Rede von Dr. Tobias Peter vom 14. September 2022 zum Antrag "Flächenverbrauch reduzieren - Strategie für Netto-Null-Versiegelung bis 2030 entwickeln"

Foto: Martin Jehnichen

- es gilt das gesprochene ort -

Sehr geehrter Oberbürgermeister, sehr geehrte Beigeordnete, liebe Kolleginnen und Kollegen, liebe Gäste,

in den vergangenen Sommermonaten haben wir die Auswirkungen der Klimakrise hautnah und persönlich gespürt

o Soviele Hitzetage wie wohl noch nie und in den Innenstadtquartieren oft zu wenig Abkühlung in den Nächten
o ausgetrocknete Böden und ein sinkendes Wasserdargebot
o und dadurch verschärft eine anhaltende Abnahme der Artenvielfalt

Auch den letzten von uns muss klar sein, dass wir gegensteuern müssen – beim Klimaschutz und bei der Anpassung an den Klimawandel. Und zentral dabei ist die Frage, wie wir mit unseren wertvollen Flächen und Böden umgehen.
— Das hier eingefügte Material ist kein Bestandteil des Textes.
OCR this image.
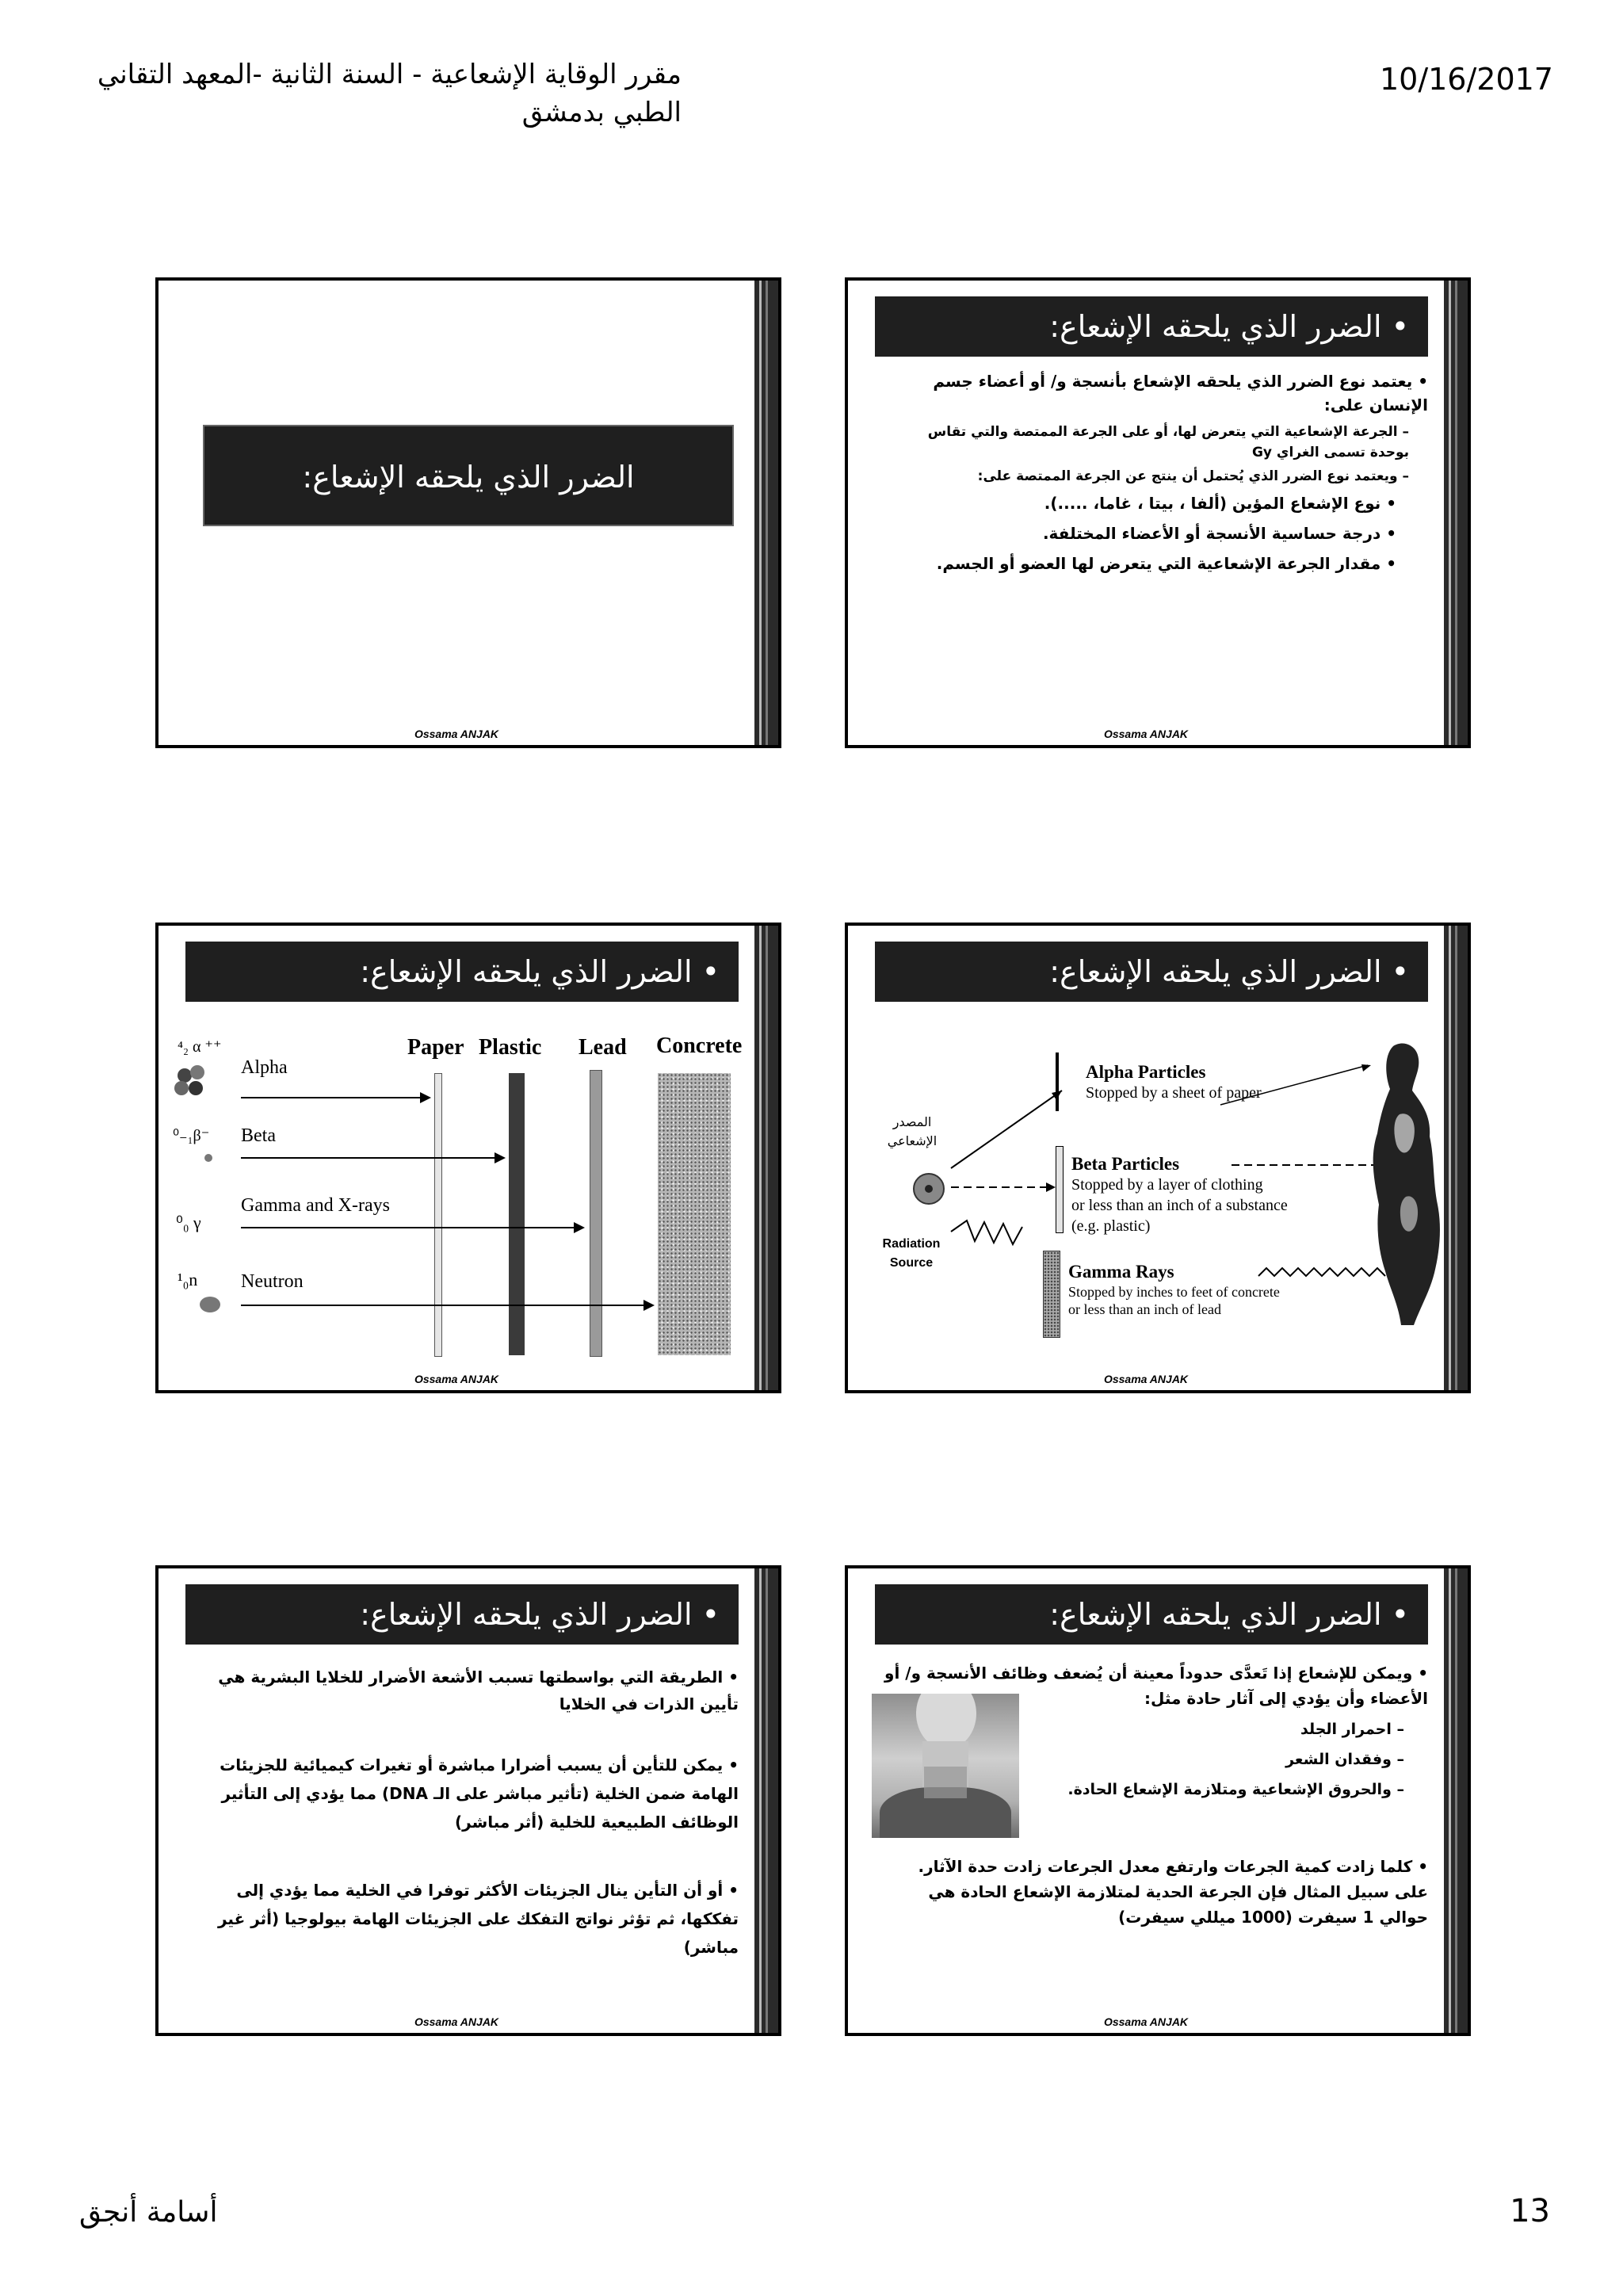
مقرر الوقاية الإشعاعية - السنة الثانية -المعهد التقاني الطبي بدمشق
10/16/2017
أسامة أنجق	13
الضرر الذي يلحقه الإشعاع:
Ossama ANJAK
• الضرر الذي يلحقه الإشعاع:
• يعتمد نوع الضرر الذي يلحقه الإشعاع بأنسجة و/ أو أعضاء جسم الإنسان على:
– الجرعة الإشعاعية التي يتعرض لها، أو على الجرعة الممتصة والتي تقاس بوحدة تسمى الغراي Gy
– ويعتمد نوع الضرر الذي يُحتمل أن ينتج عن الجرعة الممتصة على:
• نوع الإشعاع المؤين (ألفا ، بيتا ، غاما، .....).
• درجة حساسية الأنسجة أو الأعضاء المختلفة.
• مقدار الجرعة الإشعاعية التي يتعرض لها العضو أو الجسم.
Ossama ANJAK
• الضرر الذي يلحقه الإشعاع:
Paper Plastic Lead Concrete
⁴₂ α ⁺⁺
Alpha
⁰₋₁β⁻ Beta
Gamma and X-rays
⁰₀ γ
¹₀n Neutron
Ossama ANJAK
• الضرر الذي يلحقه الإشعاع:
المصدر الإشعاعي
Radiation Source
Alpha Particles
Stopped by a sheet of paper
Beta Particles
Stopped by a layer of clothing
or less than an inch of a substance
(e.g. plastic)
Gamma Rays
Stopped by inches to feet of concrete
or less than an inch of lead
Ossama ANJAK
• الضرر الذي يلحقه الإشعاع:
• الطريقة التي بواسطتها تسبب الأشعة الأضرار للخلايا البشرية هي تأيين الذرات في الخلايا
• يمكن للتأين أن يسبب أضرارا مباشرة أو تغيرات كيميائية للجزيئات الهامة ضمن الخلية (تأثير مباشر على الـ DNA) مما يؤدي إلى التأثير الوظائف الطبيعية للخلية (أثر مباشر)
• أو أن التأين ينال الجزيئات الأكثر توفرا في الخلية مما يؤدي إلى تفككها، ثم تؤثر نواتج التفكك على الجزيئات الهامة بيولوجيا (أثر غير مباشر)
Ossama ANJAK
• الضرر الذي يلحقه الإشعاع:
• ويمكن للإشعاع إذا تَعدَّى حدوداً معينة أن يُضعف وظائف الأنسجة و/ أو الأعضاء وأن يؤدي إلى آثار حادة مثل:
– احمرار الجلد
– وفقدان الشعر
– والحروق الإشعاعية ومتلازمة الإشعاع الحادة.
• كلما زادت كمية الجرعات وارتفع معدل الجرعات زادت حدة الآثار. على سبيل المثال فإن الجرعة الحدية لمتلازمة الإشعاع الحادة هي حوالي 1 سيفرت (1000 ميللي سيفرت)
Ossama ANJAK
Zunehmende Hitzesommer werden wir nur gut überstehen können, wenn wir uns zur Schwammstadt entwickeln und mehr grün-blaue Strukturen schaffen.

Und trotzdem machen wir unverändert das Gegenteil: Flächenverbrauch und Versiegelung nehmen tagtäglich dramatisch zu
o Jeden Tag wächst die Siedlungs- und Verkehrsfläche in D um 52 ha = 75 Fußballfelder – jeden Tag
o In Sachsen liegt der Wert bei 5 ha / Tag – doppelt so hoch wie sein Flächenanteil am Bundesgebiet
o Auf den Flächenanteil Leipzigs gerechnet sind das knapp 60 Fußballfelder im Jahr und angesichts des Wachstums der Stadt mit Sicherheit deutlich mehr
Mit Sicherheit ist Leipzig trauriger Spitzenreiter bei Versiegelung und Flächenverbrauch – das merken wir überall. Aber letztlich haben wir noch nicht einmal Daten dazu. Deshalb sind wir uns einig mit der Verwaltung, ein Monitoring einführen, der auch mit einem zweijährlichen Monitoringbericht als Grundlage für Handeln und Ziele verbunden wird.

Denn wir müssen den fortschreitenden Flächenverbrauch und die Versiegelung bremsen und auch irgendwann stoppen, wenn unsere Stadt nicht zu einer Beton- und Asphaltwüste werden soll. Es gibt Grenzen des Wachstums – auch in Leipzig und auch beim Bauen. Und die Menschen spüren mit jeder schwindenden Grünfläche und jedem bebauten Innenhof, dass sie auch persönlich an Grenzen kommen.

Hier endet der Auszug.